Friday, December 9, 2011

Soul Food at Soulfire BBQ - Allston


As you know, I’m in love with the concept of le mot juste. In this case, le mot is superficial. Superficial describes everything at Soulfire – it looks amazing on the surface but lacks real depth. Soulfire is like a salesman who exalts the greatness of the products the way Soulfire raves about their 4 different barbeque sauces and NC vinegar.


The Sweet Tea is about as real as that sleezy salesman on the street corner in Chinatown who’s trying to sell you what he claims is a real Gucci purse. Except it’s so obviously fake you spotted it from 2 blocks away. It’s so fake that he openly displays it because it’s such a bad knock-off that there’s absolutely no way anyone can arrest him for brand infringement. We asked our server. They don’t know how to make sweet tea. They just dumped sugar into iced tea. That’s like drawing G’s on a canvas bag with a sharpie…in Russian…and calling it Gucci.



We ordered the Pitboss Sampler because it includes all the features of the menu. Just like that greasy used car salesman who sold you the 1999 Chevy said. Sadly, everything was not worth having. You didn’t mind paying a little extra for the decent factory speakers that made enough noise to give you a pleasant drive. You didn’t mind paying extra for an amp, and I didn’t mind adding a little extra vinegar to the slightly-bland pulled pork. You started getting irritated when you realized the heating and AC take hours to actually warm or cool the car, and I started getting irritated when I realized that the brisket and roast chicken didn’t have hours to soak in any flavor. But you’ll just wear and extra layer in winter and sip an iced drink in summer and I’ll just dip the brisket in Soulfire sauce and drown the chicken in Fire sauce. You and I dealt with these little flaws and we handled them admirably. You didn’t expect the perfect vehicle because after all, your car is over 10 years old, and I didn’t expect the perfect barbeque because after all, I’m in Boston. But you broke when realized that you definitely didn’t need those dingy rims that the salesman claimed were intentionally dull to make the car look classy, and I didn’t need those ribs that were deliberately made to NOT fall off the bone because it “takes away the flavor”. You drove the car home, took a closer look, and realized that the classy finish was scratches from parking too close to the curb. I bit into a rib and realized that the meat wasn’t falling off the bone because it was flavorlessly dry rather than “flavorlessly” tender like Soulfire claimed. That’s when you realized that buying less pairs of shoes was worth saving for a nicer car, and I realized that enduring the homesickness was worth waiting for my annual trip home.

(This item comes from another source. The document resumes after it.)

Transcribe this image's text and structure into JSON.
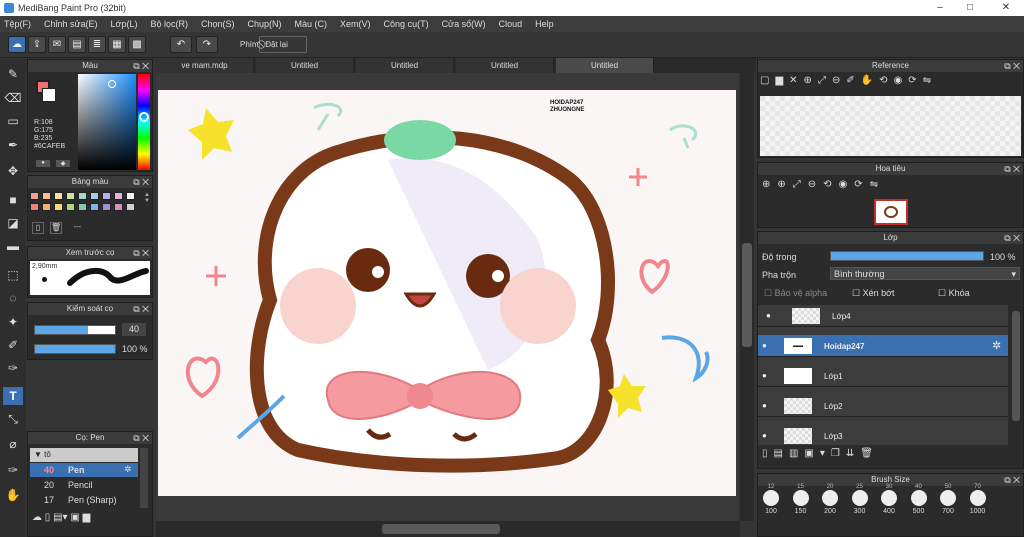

The only sides/food items worth having was the Collard Greens and the Baked Beans. The beans are the reason we’re called Beantown, and the collard greens were the best I’ve ever had. And I’m from North Carolina. I’ve had real Gucci. The greens were cooked but just cooked enough to retain some of the original veiny texture. Like that life insurance salesman in the beautiful lightly starched shirt – still soft but with fresh, crisp cuffs. The pork was as soft as the perfectly matched Hermes tie complementing that shirt, and it was so good that my dinner companion ordered an extra pint to take home. This salesman may look and act superficial, but the product he sold me was legit.

If you never come to Soulfire, I can’t say you’d miss much. There aren’t a lot of southern BBQ places anywhere up north, but this is hardly worth the hike to the depths of Allston. If you happen to be driving by, have the person in the passenger seat pick up a pint of collard greens for you. Eat them while they’re hot, and you’ll have taken the only good product that the Soulfire salesman sells.